Wait...Andrew fights?
"You can give
me tips," he says.
"Sure." She
has gone back to her pancakes, the lines smoothing as she smiles at him.
She's not worried.
She's not worried about him.
"We'll fight
together," he says, trying the idea on for size.
"You'll
probably fight just a little bit behind me." She winks at him. "I
won't hold it against you."
And he sees that
she won't. And for one moment, he rebels at the thought.
Then he feels her
hand on his, sees her brilliant smile.
"One day at a
time," he says, and he thinks maybe he can do this.
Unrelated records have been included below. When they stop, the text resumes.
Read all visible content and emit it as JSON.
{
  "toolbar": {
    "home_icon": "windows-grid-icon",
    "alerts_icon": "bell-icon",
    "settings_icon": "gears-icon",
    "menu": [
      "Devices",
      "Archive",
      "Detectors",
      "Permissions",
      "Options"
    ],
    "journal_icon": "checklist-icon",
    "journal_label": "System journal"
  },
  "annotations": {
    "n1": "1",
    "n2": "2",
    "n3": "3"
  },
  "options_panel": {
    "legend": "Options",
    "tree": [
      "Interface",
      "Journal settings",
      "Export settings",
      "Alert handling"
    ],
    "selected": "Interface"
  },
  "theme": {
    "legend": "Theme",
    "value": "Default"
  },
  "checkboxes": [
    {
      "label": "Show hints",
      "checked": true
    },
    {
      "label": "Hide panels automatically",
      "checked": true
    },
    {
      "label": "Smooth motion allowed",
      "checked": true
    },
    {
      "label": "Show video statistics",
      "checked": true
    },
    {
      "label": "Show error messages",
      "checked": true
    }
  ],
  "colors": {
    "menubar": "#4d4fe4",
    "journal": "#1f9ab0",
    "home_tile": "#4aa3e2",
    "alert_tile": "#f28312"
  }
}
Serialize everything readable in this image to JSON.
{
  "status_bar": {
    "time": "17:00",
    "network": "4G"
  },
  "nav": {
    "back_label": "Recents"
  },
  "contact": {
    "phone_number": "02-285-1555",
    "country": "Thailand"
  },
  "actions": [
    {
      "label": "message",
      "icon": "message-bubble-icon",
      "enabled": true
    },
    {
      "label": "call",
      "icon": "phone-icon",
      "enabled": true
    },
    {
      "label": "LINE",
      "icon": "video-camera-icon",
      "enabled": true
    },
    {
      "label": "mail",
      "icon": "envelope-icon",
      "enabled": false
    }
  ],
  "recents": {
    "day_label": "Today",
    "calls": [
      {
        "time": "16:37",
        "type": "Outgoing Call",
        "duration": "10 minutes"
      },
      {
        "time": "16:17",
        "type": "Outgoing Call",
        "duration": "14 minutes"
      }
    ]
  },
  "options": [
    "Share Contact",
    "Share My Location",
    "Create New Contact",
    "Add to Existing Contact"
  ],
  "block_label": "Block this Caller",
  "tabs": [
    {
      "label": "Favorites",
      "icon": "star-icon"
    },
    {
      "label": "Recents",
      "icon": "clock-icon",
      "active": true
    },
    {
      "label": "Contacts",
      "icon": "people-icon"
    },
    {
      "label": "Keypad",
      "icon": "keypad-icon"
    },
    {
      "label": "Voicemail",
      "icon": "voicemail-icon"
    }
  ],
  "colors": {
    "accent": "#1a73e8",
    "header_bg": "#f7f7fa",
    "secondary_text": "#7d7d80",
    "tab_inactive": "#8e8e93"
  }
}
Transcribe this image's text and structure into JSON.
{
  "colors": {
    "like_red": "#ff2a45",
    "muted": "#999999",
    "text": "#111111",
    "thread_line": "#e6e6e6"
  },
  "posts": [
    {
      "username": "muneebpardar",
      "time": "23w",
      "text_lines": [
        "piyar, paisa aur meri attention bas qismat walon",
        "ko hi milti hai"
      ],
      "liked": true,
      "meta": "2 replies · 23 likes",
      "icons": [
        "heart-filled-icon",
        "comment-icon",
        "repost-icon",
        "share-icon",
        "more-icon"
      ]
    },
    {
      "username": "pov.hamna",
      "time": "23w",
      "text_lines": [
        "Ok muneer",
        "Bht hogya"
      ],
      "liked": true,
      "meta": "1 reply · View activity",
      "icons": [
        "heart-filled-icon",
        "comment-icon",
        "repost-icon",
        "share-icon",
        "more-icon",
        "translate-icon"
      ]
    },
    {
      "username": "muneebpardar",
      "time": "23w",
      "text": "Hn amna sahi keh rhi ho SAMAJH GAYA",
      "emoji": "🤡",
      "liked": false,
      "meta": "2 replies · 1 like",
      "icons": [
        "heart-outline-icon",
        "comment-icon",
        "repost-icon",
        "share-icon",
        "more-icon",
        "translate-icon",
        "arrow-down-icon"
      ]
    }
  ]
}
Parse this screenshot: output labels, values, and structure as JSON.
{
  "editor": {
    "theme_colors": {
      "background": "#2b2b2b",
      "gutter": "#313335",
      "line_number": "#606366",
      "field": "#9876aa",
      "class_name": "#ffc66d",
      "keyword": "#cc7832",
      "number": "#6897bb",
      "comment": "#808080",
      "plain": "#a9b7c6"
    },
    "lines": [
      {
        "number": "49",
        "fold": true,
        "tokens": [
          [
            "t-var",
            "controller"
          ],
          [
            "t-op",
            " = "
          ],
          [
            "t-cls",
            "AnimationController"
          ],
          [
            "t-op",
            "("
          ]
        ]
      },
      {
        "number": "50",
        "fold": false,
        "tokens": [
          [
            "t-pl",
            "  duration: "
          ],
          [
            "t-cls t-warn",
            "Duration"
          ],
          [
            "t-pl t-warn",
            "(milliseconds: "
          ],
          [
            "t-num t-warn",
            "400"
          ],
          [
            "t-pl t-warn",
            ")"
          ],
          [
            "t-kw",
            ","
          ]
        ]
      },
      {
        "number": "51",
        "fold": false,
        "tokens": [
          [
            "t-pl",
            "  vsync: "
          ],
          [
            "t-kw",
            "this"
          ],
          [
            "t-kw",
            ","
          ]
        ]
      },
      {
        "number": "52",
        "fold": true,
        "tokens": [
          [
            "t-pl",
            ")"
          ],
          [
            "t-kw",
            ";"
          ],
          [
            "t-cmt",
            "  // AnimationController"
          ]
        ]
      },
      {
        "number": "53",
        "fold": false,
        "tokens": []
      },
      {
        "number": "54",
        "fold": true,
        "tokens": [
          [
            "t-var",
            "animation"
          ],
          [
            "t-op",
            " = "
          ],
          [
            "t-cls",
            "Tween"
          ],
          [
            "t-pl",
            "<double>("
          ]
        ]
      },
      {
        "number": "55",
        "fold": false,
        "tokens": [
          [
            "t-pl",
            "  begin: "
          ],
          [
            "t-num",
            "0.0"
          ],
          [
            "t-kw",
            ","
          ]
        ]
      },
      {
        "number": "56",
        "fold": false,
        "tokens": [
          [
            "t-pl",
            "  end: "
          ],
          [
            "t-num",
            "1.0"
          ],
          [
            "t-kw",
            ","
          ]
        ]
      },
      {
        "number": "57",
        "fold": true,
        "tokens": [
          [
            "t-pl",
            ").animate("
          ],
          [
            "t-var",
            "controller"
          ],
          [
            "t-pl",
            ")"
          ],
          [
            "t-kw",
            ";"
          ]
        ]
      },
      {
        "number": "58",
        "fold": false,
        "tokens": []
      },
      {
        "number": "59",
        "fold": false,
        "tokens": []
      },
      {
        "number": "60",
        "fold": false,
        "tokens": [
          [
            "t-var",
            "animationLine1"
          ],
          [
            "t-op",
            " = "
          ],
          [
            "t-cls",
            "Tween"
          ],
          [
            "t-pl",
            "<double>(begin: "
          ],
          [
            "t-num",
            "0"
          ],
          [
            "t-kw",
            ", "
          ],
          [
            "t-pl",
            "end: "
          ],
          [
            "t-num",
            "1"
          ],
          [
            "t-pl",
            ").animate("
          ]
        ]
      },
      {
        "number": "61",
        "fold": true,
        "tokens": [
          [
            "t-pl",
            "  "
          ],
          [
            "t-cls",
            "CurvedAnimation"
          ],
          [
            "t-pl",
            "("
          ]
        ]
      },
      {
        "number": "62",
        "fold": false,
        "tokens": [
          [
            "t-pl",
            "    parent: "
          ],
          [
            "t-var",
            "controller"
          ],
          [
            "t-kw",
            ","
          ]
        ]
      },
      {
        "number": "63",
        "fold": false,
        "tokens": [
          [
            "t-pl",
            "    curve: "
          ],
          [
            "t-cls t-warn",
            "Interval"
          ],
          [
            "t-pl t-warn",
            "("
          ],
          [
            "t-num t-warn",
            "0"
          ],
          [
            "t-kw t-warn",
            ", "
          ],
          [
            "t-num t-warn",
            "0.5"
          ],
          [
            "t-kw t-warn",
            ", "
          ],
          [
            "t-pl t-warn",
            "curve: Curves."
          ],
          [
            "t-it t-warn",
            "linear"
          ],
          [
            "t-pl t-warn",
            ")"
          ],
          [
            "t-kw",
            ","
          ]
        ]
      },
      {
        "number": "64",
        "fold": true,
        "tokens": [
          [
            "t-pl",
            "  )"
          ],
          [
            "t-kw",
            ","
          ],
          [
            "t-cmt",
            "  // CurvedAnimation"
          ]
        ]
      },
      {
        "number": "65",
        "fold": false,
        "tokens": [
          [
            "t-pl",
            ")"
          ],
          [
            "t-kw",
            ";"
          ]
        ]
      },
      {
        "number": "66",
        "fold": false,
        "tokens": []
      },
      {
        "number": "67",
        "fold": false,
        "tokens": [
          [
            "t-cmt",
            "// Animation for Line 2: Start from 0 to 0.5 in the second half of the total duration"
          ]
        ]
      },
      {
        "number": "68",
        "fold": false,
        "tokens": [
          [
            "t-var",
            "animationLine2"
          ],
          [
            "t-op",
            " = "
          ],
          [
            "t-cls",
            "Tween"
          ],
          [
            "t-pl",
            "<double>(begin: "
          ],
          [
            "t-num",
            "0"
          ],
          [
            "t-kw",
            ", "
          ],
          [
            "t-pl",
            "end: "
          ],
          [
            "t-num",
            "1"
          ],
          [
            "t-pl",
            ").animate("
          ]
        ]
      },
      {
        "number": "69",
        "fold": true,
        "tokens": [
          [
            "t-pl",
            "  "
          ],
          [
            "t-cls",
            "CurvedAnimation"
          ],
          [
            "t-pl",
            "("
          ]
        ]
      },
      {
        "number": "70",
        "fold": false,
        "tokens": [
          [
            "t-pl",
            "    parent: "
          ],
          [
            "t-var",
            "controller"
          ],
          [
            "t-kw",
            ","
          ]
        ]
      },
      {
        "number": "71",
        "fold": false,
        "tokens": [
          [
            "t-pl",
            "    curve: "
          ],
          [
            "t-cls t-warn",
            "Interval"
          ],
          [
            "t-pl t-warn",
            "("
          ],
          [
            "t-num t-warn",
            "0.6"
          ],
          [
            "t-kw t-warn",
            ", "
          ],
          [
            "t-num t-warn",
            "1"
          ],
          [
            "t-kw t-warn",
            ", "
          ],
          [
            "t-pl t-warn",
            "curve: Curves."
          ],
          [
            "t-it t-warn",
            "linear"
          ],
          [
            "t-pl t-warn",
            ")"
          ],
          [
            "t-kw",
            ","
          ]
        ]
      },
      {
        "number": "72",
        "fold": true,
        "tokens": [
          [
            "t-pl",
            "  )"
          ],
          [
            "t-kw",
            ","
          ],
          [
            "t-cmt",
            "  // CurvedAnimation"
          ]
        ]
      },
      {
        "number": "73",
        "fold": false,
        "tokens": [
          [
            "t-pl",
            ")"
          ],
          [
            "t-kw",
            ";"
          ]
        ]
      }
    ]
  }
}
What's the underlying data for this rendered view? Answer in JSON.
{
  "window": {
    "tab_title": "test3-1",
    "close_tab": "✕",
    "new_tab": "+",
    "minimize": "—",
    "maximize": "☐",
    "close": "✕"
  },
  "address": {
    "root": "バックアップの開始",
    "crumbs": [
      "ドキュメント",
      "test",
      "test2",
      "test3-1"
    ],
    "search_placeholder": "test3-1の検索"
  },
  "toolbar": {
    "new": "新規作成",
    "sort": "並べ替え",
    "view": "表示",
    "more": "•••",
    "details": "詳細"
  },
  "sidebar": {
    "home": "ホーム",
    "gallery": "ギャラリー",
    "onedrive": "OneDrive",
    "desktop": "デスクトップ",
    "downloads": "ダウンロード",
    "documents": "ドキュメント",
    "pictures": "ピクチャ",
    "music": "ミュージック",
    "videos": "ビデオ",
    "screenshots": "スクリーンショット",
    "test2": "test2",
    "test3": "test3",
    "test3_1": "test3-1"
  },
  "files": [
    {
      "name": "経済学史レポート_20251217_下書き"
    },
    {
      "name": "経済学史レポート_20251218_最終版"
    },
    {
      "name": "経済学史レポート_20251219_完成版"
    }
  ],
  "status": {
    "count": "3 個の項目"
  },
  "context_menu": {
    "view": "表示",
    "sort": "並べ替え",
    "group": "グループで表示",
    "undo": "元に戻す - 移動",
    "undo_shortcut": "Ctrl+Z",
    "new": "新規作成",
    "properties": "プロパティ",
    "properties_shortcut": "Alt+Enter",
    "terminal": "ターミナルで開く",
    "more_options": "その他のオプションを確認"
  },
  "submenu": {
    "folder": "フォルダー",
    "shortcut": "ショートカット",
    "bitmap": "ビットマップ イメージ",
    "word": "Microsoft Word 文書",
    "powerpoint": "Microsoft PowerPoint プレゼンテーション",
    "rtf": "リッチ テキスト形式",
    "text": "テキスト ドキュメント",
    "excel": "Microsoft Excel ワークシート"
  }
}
He remembers teaching
Cordy to fight. Remembers how Wesley went from a bumbling idiot to someone who
could be counted on.
A dead someone who
could be counted on.
But still, a bad
ass for a time.
"What are you
thinking about?" She's laughing at him, at the expression on his face
probably.
"The past. Our
future."
It's the right
answer.
They order more
bacon and sit drinking coffee for hours.
##
Buffy takes
Angel's hand as she knocks on Giles' door. Giles opens it and stares at Angel,
surprise and very little welcome on his face.
"He's
human," she says, which is a major duh statement because it's a very sunny
day and Angel's not going up in smoke as he waits in the sunlight.
"Oh. Well. My."
"Articulate
as ever. Can we come in?"
For a moment, a
shadow passes Giles' face. She can follow his logic and steps across the
threshold just to show him she can. "Human, Giles. Fully human. Don't need
an invite, but it would be the polite thing..."
"Of course. Come
in." He moves aside. "Angel, I heard you were..."
She glances at
him. He heard what? He never told her jack about what he heard.
"That
is...uh."
Angel nods. "It's
pretty strange. The prophecy."
"Ah, the Shanshu, of course. I admit, I'd somewhat discounted that. And
I know Spike thought—" He stops talking probably because both she and
Angel are glaring at him.
"Spike was
wrong," Angel says and there's anger and bitterness and just a touch of
betrayal in his voice.
"Well, quite, since here you stand, living and breathing. But I
wonder: could the prophecy have worked on both of you?"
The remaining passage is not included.